Our permanent exhibition includes four levels: basement, ground floor, first and second floors. Our visitors can see contemporary objects, furnished cellar murals, all with spectacular elements from the modern technology that make the exhibition more lifelike and creepy.
The cellars of a former cellar prison in the basement reveal the shattering, fatal human reality in the eyes of those interested. As we descend into the basement with the elevator, in a small film, the method of the cruel execution was revealed by a neutral person, neutral in its terrifying simplicity. When the movie finishes, the elevator stops and arrives in the basement - here the dramatic silence becomes almost tactless, the space and time around us disappear.

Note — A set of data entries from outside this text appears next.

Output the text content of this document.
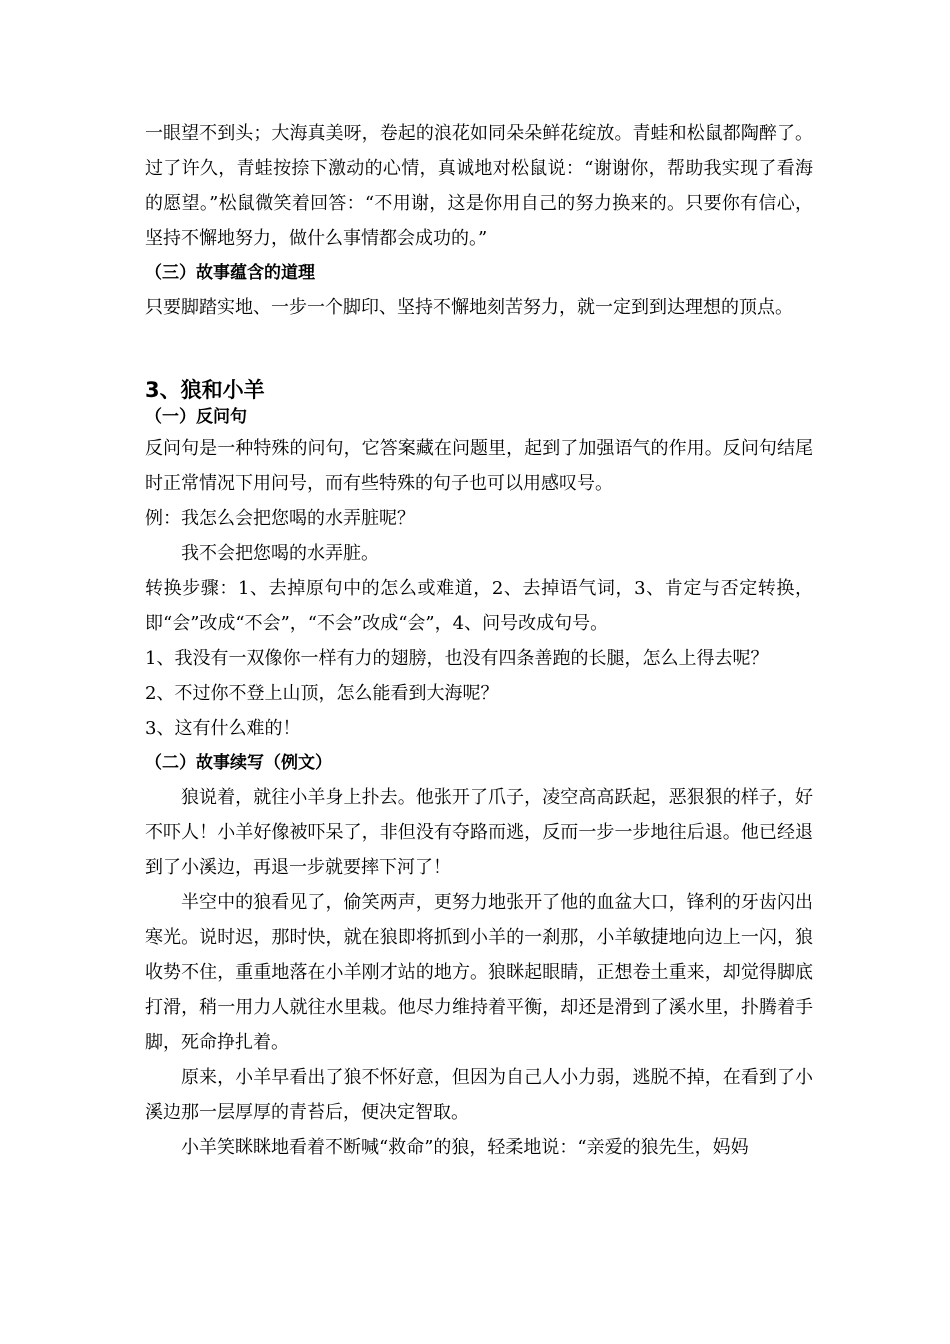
一眼望不到头；大海真美呀，卷起的浪花如同朵朵鲜花绽放。青蛙和松鼠都陶醉了。过了许久，青蛙按捺下激动的心情，真诚地对松鼠说：“谢谢你，帮助我实现了看海的愿望。”松鼠微笑着回答：“不用谢，这是你用自己的努力换来的。只要你有信心，坚持不懈地努力，做什么事情都会成功的。”

（三）故事蕴含的道理

只要脚踏实地、一步一个脚印、坚持不懈地刻苦努力，就一定到到达理想的顶点。

3、狼和小羊
（一）反问句

反问句是一种特殊的问句，它答案藏在问题里，起到了加强语气的作用。反问句结尾时正常情况下用问号，而有些特殊的句子也可以用感叹号。

例：我怎么会把您喝的水弄脏呢？

我不会把您喝的水弄脏。

转换步骤：1、去掉原句中的怎么或难道，2、去掉语气词，3、肯定与否定转换，即“会”改成“不会”，“不会”改成“会”，4、问号改成句号。

1、我没有一双像你一样有力的翅膀，也没有四条善跑的长腿，怎么上得去呢？

2、不过你不登上山顶，怎么能看到大海呢？

3、这有什么难的！

（二）故事续写（例文）

狼说着，就往小羊身上扑去。他张开了爪子，凌空高高跃起，恶狠狠的样子，好不吓人！小羊好像被吓呆了，非但没有夺路而逃，反而一步一步地往后退。他已经退到了小溪边，再退一步就要摔下河了！

半空中的狼看见了，偷笑两声，更努力地张开了他的血盆大口，锋利的牙齿闪出寒光。说时迟，那时快，就在狼即将抓到小羊的一刹那，小羊敏捷地向边上一闪，狼收势不住，重重地落在小羊刚才站的地方。狼眯起眼睛，正想卷土重来，却觉得脚底打滑，稍一用力人就往水里栽。他尽力维持着平衡，却还是滑到了溪水里，扑腾着手脚，死命挣扎着。

原来，小羊早看出了狼不怀好意，但因为自己人小力弱，逃脱不掉，在看到了小溪边那一层厚厚的青苔后，便决定智取。

小羊笑眯眯地看着不断喊“救命”的狼，轻柔地说：“亲爱的狼先生，妈妈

The ground floor rooms, as well as the staircase and the inner courtyard, do not belong to the tightly-presented exhibition space, but can be seen as unalterable parts of the museum at the exhibition. The premises on the first-floor showcase collective pursuits following the Second World War, illustrating the process of migration and deportation.
The permanent exhibit of the House of Terror Museum begins on the second floor, where there are eight exhibition rooms and one showroom. Through these chapters we can follow the chronological order of the total dictatorships in Hungary.
During our periodical exhibitions, we always try to present a topic that is directly related to the Terror House. The 1956 Hungarian Revolution and War of Independence are just one of these, yet objects and memories left over from this era are one of the foundations of our periodical exhibitions.
Also enter the Terror House of Andrássy Street, number 60, which has become a place of common memory today. With the theme, design, and atmosphere of the museum, it seeks to preserve the past and link it with the memory of commemorating the victims of bloody decades. Using the technological innovations of modern times, it brings even closer to its visitors to the 20th century. century Hungarian history.